Our own efforts to identify active cardiac enhancers in the E11.5 mouse embryonic heart demonstrate that, at least at this stage, this is achieved more effectively using NKX2–5 binding than by p300 binding [19, 36]. 83 % of enhancers enriched for NKX2–5 binding versus 53 % for those enriched for p300 drive expression in the mouse heart. This increase in efficiency is mainly due to a reduction in the number of false positives. This suggests that binding of a critical cardiac transcription factor is an efficient predictor of cardiac enhancer activity, an observation consistent with the previous findings in equivalent studies using blood cells [31].

Sequence analysis of NKX2–5-bound regions suggests that NKX2–5 and MEIS1 share an overlapping-binding site which is present in a number of cardiac enhancers in vivo (Fig. 1). Interestingly, these two transcription factors are sequentially expressed in the differentiating cardiac progenitors of the embryo. As cardiac progenitor mature, they experience successively high levels of MEIS1 in cardiac progenitors, followed by high levels of NKX2–5 in differentiated cardiomyocytes. This suggests a simple mechanism of transcriptional regulation, in which one factor successively replaces the other at cardiac enhancer harbouring the shared-binding site (Fig. 1).

Fig. 1

Mechanism of transcriptional regulation by successive binding of MEIS1 and NKX2–5 on cardiac enhancers. NKX2–5 and MEIS1 are able to bind in vitro on a DNA motif (GTGNTGACAG) which is an overlapping-binding site for the two transcription factors. As cardiac progenitors differentiate in the mouse embryo, they successively experience high levels of MEIS1 expression in the secondary heart field (grey) followed by high levels of NKX2–5 expression in the heart tube (red). Cardiac enhancers with an overlapping-binding site for MEIS1 and NKX2–5 are bound successively by those factors

The mesodermal core of the branchial arches contains a population of cardiac progenitor cells which populate the outflow tract of the developing heart [59]. Strikingly, nearly 30 % of NKX2–5-bound regions are also bound by MEIS in the first branchial arch [60], suggesting that this mechanism can be extended to an entire subset of cardiac enhancers.

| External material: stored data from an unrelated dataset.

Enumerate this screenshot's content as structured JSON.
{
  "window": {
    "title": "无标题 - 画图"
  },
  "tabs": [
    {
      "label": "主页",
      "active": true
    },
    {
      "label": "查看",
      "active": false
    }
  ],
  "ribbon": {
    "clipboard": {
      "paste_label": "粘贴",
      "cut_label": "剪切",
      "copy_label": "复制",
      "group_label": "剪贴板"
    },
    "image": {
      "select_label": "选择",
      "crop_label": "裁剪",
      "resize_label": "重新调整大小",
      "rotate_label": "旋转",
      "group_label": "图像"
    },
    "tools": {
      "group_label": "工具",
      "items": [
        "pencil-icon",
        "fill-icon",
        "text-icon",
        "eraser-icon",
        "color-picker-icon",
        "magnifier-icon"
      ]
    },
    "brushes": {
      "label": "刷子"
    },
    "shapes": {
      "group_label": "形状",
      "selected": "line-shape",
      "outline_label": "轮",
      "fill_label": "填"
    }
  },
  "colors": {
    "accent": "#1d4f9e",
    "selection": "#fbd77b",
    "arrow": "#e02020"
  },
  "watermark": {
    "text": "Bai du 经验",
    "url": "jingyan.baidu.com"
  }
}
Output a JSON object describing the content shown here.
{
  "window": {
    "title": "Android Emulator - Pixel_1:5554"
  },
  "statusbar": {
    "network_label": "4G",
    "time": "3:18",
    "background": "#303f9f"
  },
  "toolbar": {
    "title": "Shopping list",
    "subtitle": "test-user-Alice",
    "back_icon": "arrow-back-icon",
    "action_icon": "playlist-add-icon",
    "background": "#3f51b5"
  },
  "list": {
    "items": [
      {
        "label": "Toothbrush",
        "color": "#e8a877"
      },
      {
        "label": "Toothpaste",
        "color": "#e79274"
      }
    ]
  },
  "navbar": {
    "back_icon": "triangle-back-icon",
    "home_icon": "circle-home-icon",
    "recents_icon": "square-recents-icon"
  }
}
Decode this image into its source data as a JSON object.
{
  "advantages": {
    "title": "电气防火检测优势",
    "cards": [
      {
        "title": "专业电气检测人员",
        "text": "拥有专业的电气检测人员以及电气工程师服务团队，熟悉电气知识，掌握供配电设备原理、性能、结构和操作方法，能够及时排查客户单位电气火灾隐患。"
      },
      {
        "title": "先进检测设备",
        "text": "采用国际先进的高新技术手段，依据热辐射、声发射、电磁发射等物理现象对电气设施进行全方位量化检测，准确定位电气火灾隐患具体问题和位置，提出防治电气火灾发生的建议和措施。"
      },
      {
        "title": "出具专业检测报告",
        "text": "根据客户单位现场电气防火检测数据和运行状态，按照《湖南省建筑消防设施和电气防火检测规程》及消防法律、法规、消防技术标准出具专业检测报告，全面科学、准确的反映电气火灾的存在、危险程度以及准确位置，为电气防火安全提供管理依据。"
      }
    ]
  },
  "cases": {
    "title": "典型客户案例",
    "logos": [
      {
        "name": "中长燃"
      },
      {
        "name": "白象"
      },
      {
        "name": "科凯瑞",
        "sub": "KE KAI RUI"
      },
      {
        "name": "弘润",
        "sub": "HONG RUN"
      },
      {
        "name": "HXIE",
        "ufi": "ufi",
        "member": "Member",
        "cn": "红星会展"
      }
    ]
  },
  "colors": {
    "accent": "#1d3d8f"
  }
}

A similar mechanism of transcriptional regulation through an overlapping-binding site has been described for the gene Fgf10 [61]. A cardiac enhancer of that gene is successively bound by ISL1 and NKX2–5 [61]. That Fgf10 enhancer is activated in cardiac progenitors by high levels of ISL1 and is repressed in the myocardium by high levels of NKX2–5, which is likely to act both directly and indirectly through Isl1 suppression [61]. Taken together, these findings suggest that overlapping transcription factor-binding sites in cardiac enhancers might be of broad significance during the differentiation of cardiac progenitors. Moreover, such a mechanism of replacement of one transcription factor by another has been found in other systems. When ESCs become specified to form neural precursors and subsequently differentiate into neurons, an ordered and sequential binding of Sox2, Sox3, and Sox11 to target enhancers drive neurogenesis. In this case, Sox2 binding would first preselect neural genes in ES cells, ensuring their proper activation in neural precursors and then inducing neuronal differentiation [62].

Conclusion

Recent progress in ChIP-seq techniques has allowed great advances in the systemic identification of cardiac enhancers active during cardiac development, as well as in the normal and pathological adult heart. With the decrease in cost and improvement in new technologies, such as single-cell studies, identification of such enhancers in different pathological conditions as well as a more detailed spatial resolution in the mouse embryonic heart should lead to a better understanding of the gene regulatory network responsible for cardiovascular development and differentiation.